Large Vision-Language Models (LVLMs): Enhancing Scientific Understanding

Large Language Models (LLMs) combined with powerful vision encoders create Large Vision-Language Models (LVLMs). Models like GPT-4 have shown exceptional skills in tasks involving real-world images, a major advancement in AI. These hybrid models display a unique blend of perceptive and cognitive abilities akin to human-like cognition, excelling in interpreting and interacting with real-world images.

Although LVLMs excel in many areas, they struggle with abstract concepts, especially in fields like physics and mathematics that require abstract reasoning. This limitation is due to a lack of exposure to specialized data, particularly abstract figures found in scientific literature. This gap affects the models’ ability to comprehend and reason with abstract scientific content.

To address this, researchers have introduced Multimodal ArXiv, a strategy to improve LVLMs’ understanding of scientific material. The project uses data from the arXiv repository, known for its scholarly preprints in various scientific disciplines. The project includes ArXivCap, a dataset containing real academic figures with captions sourced from over 572,000 publications.
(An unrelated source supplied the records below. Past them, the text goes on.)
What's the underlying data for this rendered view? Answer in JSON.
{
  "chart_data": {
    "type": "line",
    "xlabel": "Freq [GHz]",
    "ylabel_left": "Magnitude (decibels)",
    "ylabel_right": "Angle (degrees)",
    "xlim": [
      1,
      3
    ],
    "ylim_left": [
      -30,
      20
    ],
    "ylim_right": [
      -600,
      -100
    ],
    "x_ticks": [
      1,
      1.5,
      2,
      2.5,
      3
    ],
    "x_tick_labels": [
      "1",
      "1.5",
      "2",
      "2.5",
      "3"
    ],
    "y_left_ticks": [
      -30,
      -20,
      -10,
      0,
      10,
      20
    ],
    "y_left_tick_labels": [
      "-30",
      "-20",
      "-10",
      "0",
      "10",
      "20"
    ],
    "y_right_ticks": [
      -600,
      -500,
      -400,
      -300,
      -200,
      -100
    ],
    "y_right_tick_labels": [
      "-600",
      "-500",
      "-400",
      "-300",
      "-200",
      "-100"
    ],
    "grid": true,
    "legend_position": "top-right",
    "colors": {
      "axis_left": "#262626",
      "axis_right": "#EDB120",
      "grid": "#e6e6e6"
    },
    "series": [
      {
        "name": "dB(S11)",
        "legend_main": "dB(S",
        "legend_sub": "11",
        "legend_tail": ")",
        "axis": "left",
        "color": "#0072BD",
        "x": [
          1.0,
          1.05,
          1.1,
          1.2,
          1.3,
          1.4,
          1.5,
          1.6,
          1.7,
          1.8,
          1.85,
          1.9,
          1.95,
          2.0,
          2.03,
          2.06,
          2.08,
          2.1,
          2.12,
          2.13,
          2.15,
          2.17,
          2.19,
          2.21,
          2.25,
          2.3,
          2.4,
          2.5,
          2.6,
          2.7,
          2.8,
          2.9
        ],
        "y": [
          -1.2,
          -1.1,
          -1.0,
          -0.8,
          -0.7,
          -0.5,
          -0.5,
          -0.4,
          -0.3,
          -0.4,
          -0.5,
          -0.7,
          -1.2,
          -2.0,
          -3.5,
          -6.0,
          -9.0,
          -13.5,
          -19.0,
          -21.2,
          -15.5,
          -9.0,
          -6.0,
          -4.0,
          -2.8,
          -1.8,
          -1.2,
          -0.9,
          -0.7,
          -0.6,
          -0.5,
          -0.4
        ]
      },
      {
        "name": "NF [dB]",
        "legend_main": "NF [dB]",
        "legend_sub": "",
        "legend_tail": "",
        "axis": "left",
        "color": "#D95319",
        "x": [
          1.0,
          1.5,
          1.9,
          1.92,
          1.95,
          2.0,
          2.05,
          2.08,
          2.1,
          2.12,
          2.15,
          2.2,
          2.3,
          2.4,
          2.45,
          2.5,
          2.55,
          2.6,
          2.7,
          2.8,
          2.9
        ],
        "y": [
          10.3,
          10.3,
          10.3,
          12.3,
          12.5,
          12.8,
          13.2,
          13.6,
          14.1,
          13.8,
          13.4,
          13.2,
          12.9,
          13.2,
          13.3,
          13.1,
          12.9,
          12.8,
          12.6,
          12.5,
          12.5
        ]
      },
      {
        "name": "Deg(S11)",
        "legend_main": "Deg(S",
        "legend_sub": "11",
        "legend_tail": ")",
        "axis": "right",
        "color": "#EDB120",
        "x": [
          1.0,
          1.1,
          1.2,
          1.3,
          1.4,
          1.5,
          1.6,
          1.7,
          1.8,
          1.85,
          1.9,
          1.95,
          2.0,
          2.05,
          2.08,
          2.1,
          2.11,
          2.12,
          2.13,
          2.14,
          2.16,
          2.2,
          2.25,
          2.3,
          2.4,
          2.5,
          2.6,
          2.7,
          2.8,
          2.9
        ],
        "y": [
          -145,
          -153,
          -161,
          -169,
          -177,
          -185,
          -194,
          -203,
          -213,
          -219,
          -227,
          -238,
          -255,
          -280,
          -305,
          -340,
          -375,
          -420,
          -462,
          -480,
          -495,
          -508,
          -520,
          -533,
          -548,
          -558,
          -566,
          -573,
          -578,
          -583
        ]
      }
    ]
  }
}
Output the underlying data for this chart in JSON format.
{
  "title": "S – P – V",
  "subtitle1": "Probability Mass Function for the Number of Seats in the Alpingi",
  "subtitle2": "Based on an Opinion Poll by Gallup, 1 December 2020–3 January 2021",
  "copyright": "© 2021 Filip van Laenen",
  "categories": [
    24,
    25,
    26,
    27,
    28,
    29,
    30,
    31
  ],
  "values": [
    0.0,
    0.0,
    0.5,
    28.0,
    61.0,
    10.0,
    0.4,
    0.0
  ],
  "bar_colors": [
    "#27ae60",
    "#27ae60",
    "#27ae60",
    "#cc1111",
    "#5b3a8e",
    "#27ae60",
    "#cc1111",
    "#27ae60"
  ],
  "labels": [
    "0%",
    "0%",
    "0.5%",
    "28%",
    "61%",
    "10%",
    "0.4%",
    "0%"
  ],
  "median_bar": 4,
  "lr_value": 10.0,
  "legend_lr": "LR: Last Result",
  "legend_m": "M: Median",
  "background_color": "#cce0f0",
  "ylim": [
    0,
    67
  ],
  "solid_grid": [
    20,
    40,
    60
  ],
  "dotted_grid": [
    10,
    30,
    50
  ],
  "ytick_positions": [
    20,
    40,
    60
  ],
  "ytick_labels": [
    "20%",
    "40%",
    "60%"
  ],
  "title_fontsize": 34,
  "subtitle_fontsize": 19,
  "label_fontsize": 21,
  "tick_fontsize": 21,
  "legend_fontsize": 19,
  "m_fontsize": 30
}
This dataset, including 6.4 million images and 3.9 million captions, aims to enhance LVLMs’ scientific reasoning abilities.

Additionally, a collection of 100,000 multiple-choice question-answer combinations have been created specifically for figures in ArXivCap. This feature, ArXivQA, helps improve LVLMs’ ability to reason scientifically. Evaluations show significant performance gains, demonstrating the effectiveness of domain-specific training in enhancing LVLM performance.

Despite improvements, LVLMs still face challenges in accurately interpreting and describing scientific figures. Manual evaluations reveal difficulties in visual understanding and caption production. These results guide future studies to further improve LVLMs’ understanding of scientific content.